Often the tasks at hand take our focus off of the big picture. In new product development (NPD) and R&D portfolio management, there are several “givens” that may seem obvious when stated but are often overlooked. Bring your attention back to these eight tried and true ways to improve your portfolio management and increase your product development productivity.

1. Doing nothing is not an option. The biggest mistake companies make in portfolio management is to do nothing at all. A “default” portfolio seldom beats a competitor’s “proactive” portfolio, no matter how good individual project execution may be. Because your competitors are making progress, doing nothing in NPD and R&D portfolio management is very risky.

2. Data quality can be improved. Data quality is to portfolio management as location is to real estate. With good data, the value of portfolio management can be tremendous. So the converse is also true, i.e., poor data can negatively impact the value of portfolio management. But what makes portfolio data quality so much different than real estate location is that data quality can be improved. In many ways, the implementation of portfolio management can be viewed as the task of improving portfolio data quality. It is important to maintain a focus on improving portfolio data quality.

3. Improving capability maturity helps organizations optimize portfolios. Organizations must improve or “advance their capability maturity” in order to move closer to optimizing their portfolios. Management can accelerate the benefits from portfolio management by exploiting an understanding of maturity levels through specific SpiralUp™ implementation plans (Read our article, “Capability Maturity Model for Portfolio and Pipeline Management” to learn more about capability maturity and the SprialUp process). While poor implementations will create negative results that can, if left unchecked, outlast the tenure of the management teams, good implementations will secure and increase the benefits of portfolio management.

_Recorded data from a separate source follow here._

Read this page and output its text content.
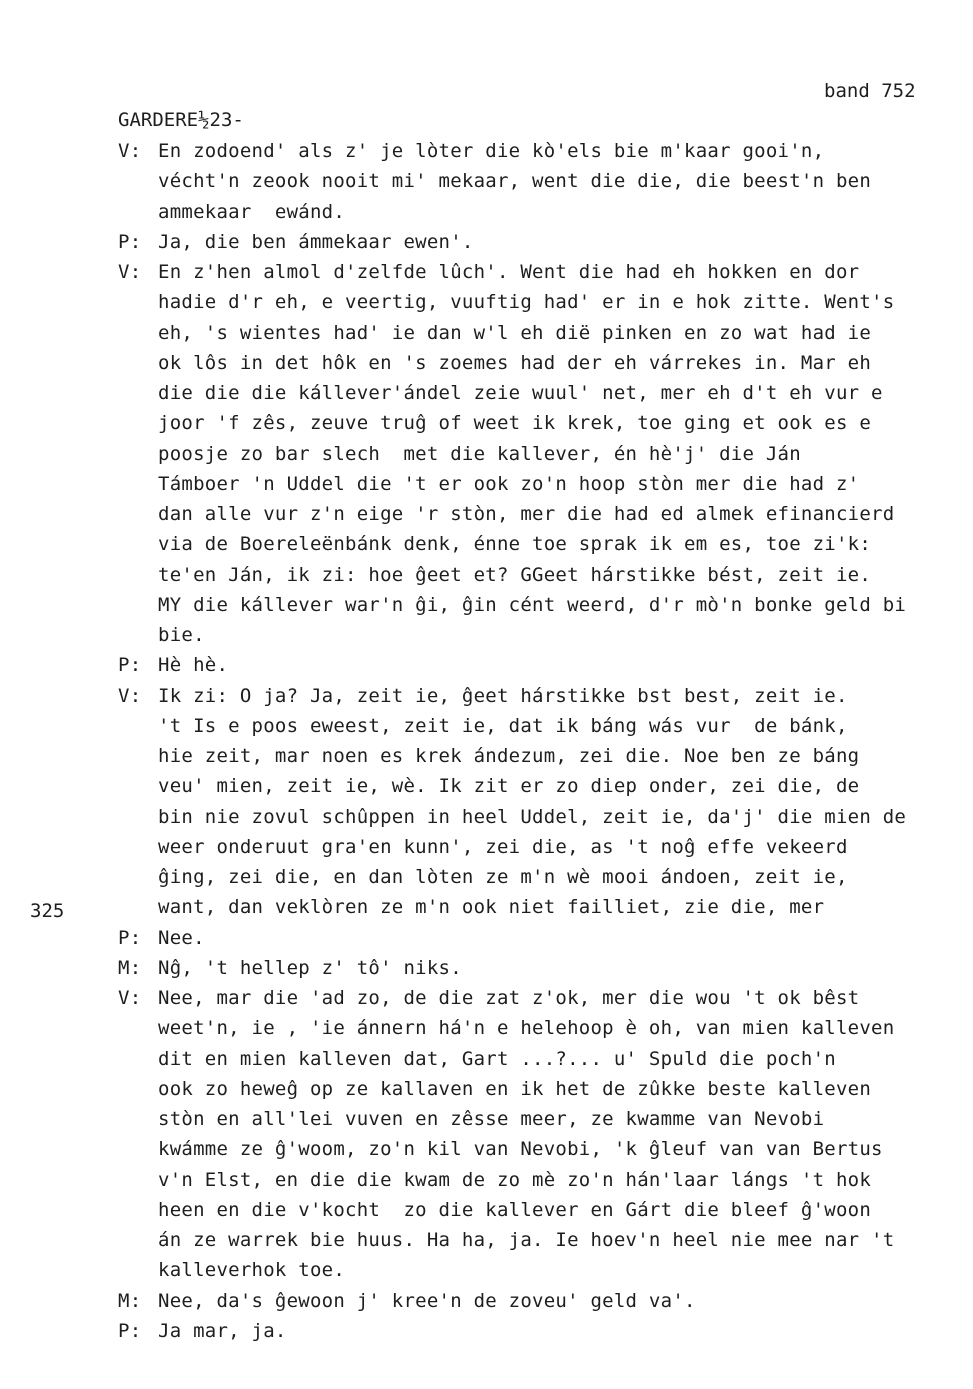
band 752
GARDERE½23-
325
V: En zodoend' als z' je lòter die kò'els bie m'kaar gooi'n,
vécht'n zeook nooit mi' mekaar, went die die, die beest'n ben
ammekaar  ewánd.
P: Ja, die ben ámmekaar ewen'.
V: En z'hen almol d'zelfde lûch'. Went die had eh hokken en dor
hadie d'r eh, e veertig, vuuftig had' er in e hok zitte. Went's
eh, 's wientes had' ie dan w'l eh dië pinken en zo wat had ie
ok lôs in det hôk en 's zoemes had der eh várrekes in. Mar eh
die die die kállever'ándel zeie wuul' net, mer eh d't eh vur e
joor 'f zês, zeuve truĝ of weet ik krek, toe ging et ook es e
poosje zo bar slech  met die kallever, én hè'j' die Ján
Támboer 'n Uddel die 't er ook zo'n hoop stòn mer die had z'
dan alle vur z'n eige 'r stòn, mer die had ed almek efinancierd
via de Boereleënbánk denk, énne toe sprak ik em es, toe zi'k:
te'en Ján, ik zi: hoe ĝeet et? GGeet hárstikke bést, zeit ie.
MY die kállever war'n ĝi, ĝin cént weerd, d'r mò'n bonke geld bi
bie.
P: Hè hè.
V: Ik zi: O ja? Ja, zeit ie, ĝeet hárstikke bst best, zeit ie.
't Is e poos eweest, zeit ie, dat ik báng wás vur  de bánk,
hie zeit, mar noen es krek ándezum, zei die. Noe ben ze báng
veu' mien, zeit ie, wè. Ik zit er zo diep onder, zei die, de
bin nie zovul schûppen in heel Uddel, zeit ie, da'j' die mien de
weer onderuut gra'en kunn', zei die, as 't noĝ effe vekeerd
ĝing, zei die, en dan lòten ze m'n wè mooi ándoen, zeit ie,
want, dan veklòren ze m'n ook niet failliet, zie die, mer
P: Nee.
M: Nĝ, 't hellep z' tô' niks.
V: Nee, mar die 'ad zo, de die zat z'ok, mer die wou 't ok bêst
weet'n, ie , 'ie ánnern há'n e helehoop è oh, van mien kalleven
dit en mien kalleven dat, Gart ...?... u' Spuld die poch'n
ook zo heweĝ op ze kallaven en ik het de zûkke beste kalleven
stòn en all'lei vuven en zêsse meer, ze kwamme van Nevobi
kwámme ze ĝ'woom, zo'n kil van Nevobi, 'k ĝleuf van van Bertus
v'n Elst, en die die kwam de zo mè zo'n hán'laar lángs 't hok
heen en die v'kocht  zo die kallever en Gárt die bleef ĝ'woon
án ze warrek bie huus. Ha ha, ja. Ie hoev'n heel nie mee nar 't
kalleverhok toe.
M: Nee, da's ĝewoon j' kree'n de zoveu' geld va'.
P: Ja mar, ja.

4. Improving flow management improves NPD productivity. Portfolio management must also address Project Flow Management because it is the stream of developments that matters the most. If projects are too slow, gains will be greatly diminished. Flow management requires queuing information on the duration that each projects remains within each element of the NPD process and the expected economic value of the project. A real-time dashboard of the cumulative duration-value of projects within process work elements enables smart managers to spot and address bottlenecks as they occur (see Figure 1). The better an organization is at flow management, the greater its NPD productivity. There are software systems, such as PortView™, that can assist in this process.


Figure 1: PortView:
Turning data into useable graphical views to assess project flow.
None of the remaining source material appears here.